After the first page load, all subsequent page and content changes are handled internally by the application, which should simply call a function to update the analytics package. Failing to call such a function, the browser never triggers a new page load, nothing gets added to the browser history, and the analytics package has no idea who is doing what on the site.
Similarly to the problems encountered with search engine crawlers, DAST tools may struggle with these JavaScript-rich applications. Problems can include the lack of hypertext links, memory usage concerns and resources loaded by the SPA typically being made available by an Application Programming Interface or API. Single-page applications are still subject to the same security risks as traditional web pages such as Cross-Site Scripting (XSS), but also a host of other unique vulnerabilities such as data exposure via API and client-side logic and client-side enforcement of server-side security.[27] In order to effectively scan a single-page application, a DAST scanner must be able to navigate the client-side application in a reliable and repeatable manner to allow discovery of all areas of the application and interception of all requests that the application sends to remote servers (e.g. API requests).
It is possible to add page load events to a SPA using the HTML History API; this will help integrate analytics. The difficulty comes in managing this and ensuring that everything is being tracked accurately – this involves checking for missing reports and double entries. Some frameworks provide free analytics integrations addressing most of the major analytics providers. Developers can integrate them into the application and make sure that everything is working correctly, but there is no need to do everything from scratch.[26]

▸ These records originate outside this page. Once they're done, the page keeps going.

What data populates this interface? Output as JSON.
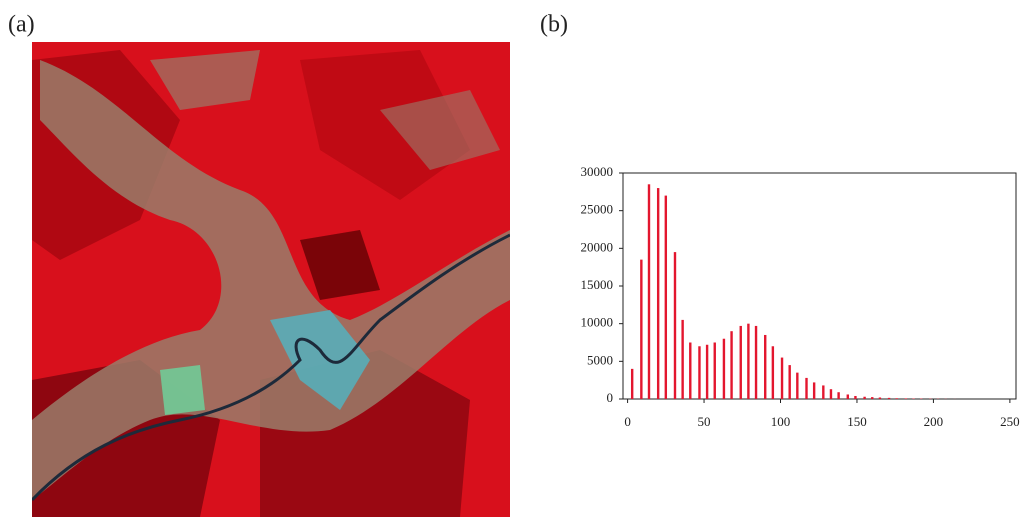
{
  "labels": {
    "a": "(a)",
    "b": "(b)"
  },
  "chart_data": {
    "type": "bar",
    "color": "#e3162e",
    "x": [
      3,
      9,
      14,
      20,
      25,
      31,
      36,
      41,
      47,
      52,
      57,
      63,
      68,
      74,
      79,
      84,
      90,
      95,
      101,
      106,
      111,
      117,
      122,
      128,
      133,
      138,
      144,
      149,
      155,
      160,
      165,
      171,
      176,
      182,
      187,
      192,
      198,
      203,
      208,
      214
    ],
    "values": [
      4000,
      18500,
      28500,
      28000,
      27000,
      19500,
      10500,
      7500,
      7000,
      7200,
      7500,
      8000,
      9000,
      9700,
      10000,
      9700,
      8500,
      7000,
      5500,
      4500,
      3500,
      2800,
      2200,
      1800,
      1300,
      900,
      600,
      400,
      300,
      250,
      200,
      150,
      100,
      80,
      60,
      50,
      40,
      30,
      20,
      10
    ],
    "xlim": [
      -3,
      254
    ],
    "ylim": [
      0,
      30000
    ],
    "xticks": [
      0,
      50,
      100,
      150,
      200,
      250
    ],
    "yticks": [
      0,
      5000,
      10000,
      15000,
      20000,
      25000,
      30000
    ]
  }
}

There are some ways of speeding up the initial load of a SPA, such as selective prerendering of the SPA landing/index page, caching and various code splitting techniques including lazy-loading modules when needed. But it's not possible to get away from the fact that it needs to download the framework, at least some of the application code; and will hit an API for data if the page is dynamic.[26] This is a "pay me now, or pay me later" trade-off scenario. The question of performance and wait-times remains a decision that the developer must make.
This section needs additional citations for verification. (October 2020) |
A SPA is fully loaded in the initial page load and then page regions are replaced or updated with new page fragments loaded from the server on demand. To avoid excessive downloading of unused features, a SPA will often progressively download more features as they become required, either small fragments of the page, or complete screen modules.
In this way an analogy exists between "states" in a SPA and "pages" in a traditional website. Because "state navigation" in the same page is analogous to page navigation, in theory, any page-based web site could be converted to single-page replacing in the same page only the changed parts.
The SPA approach on the web is similar to the single-document interface (SDI) presentation technique popular in native desktop applications.